“Sara, who would you say has been the love of your life?”
“Why,” she said with a slight drawl, “I guess I would have to say my cat, Bo.” She scrunched up her eyes, this time to stifle a laugh.
I wanted to say, “Try me!” But I didn’t dare.
Inwardly, I churned. Outwardly, I obsessed. I asked friends with whom we socialized if they thought Sara might have a romantic interest in me. No one could find any sign of her feelings toward me, positive or negative. Of course. Sara was also channeling Mr. Knightley.
We were at an impasse. Sharing my frustration with my very best friend, who had heard it all before, many times, I provoked her into venting. “One of you,” she announced, “is going to have to do something. It’s getting boring. Butch up, baby, and tell her how you feel.”
I began to write a letter to Sara.

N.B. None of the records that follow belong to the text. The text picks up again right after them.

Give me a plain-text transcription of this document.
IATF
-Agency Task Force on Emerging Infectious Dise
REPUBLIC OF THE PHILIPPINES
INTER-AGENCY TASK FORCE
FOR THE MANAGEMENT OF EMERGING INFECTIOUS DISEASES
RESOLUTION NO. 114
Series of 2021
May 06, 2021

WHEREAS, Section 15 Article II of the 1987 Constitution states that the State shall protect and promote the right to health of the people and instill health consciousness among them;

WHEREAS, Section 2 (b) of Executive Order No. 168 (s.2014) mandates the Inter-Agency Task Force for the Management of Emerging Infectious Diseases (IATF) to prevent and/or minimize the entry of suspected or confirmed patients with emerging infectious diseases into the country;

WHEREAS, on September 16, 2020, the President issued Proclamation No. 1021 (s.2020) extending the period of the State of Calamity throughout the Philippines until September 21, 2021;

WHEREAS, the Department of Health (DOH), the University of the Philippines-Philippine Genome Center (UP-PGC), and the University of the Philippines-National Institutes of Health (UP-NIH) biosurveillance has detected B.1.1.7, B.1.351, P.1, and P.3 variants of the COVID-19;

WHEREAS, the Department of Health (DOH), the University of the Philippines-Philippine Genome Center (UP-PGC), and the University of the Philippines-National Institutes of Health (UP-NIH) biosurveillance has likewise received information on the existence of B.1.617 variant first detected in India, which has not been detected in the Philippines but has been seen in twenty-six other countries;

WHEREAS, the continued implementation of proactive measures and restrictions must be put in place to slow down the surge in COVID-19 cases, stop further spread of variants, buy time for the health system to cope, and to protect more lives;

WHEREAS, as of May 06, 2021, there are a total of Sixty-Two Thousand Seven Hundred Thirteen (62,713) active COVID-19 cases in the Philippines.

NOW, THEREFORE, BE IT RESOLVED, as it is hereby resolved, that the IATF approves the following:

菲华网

I told her of my admiration for her, of my attraction to her, of my interest in exploring a romantic relationship with her. I asked if she might share that interest. I wrote and rewrote, and friends read and reread, and then I wrote some more.
I wanted to be clear about my feelings, but I had to give her a graceful way to refuse my invitation. Finally, more than a year and a half after that evening in the red wine class, I put the letter in the mail, drove to the airport and flew to Milwaukee to visit my brother.
“Jangled” did not begin to describe the state of my nerves as I contemplated the possible consequences of having spoken. Doing some simple yoga stretches the first morning of my visit in an effort to manage my stress, I heard a pop in my lower back. I was flooded with pain, then realized I couldn’t get up without help. The local urgent care center provided oxycodone and the advice to get an MRI as soon I got home.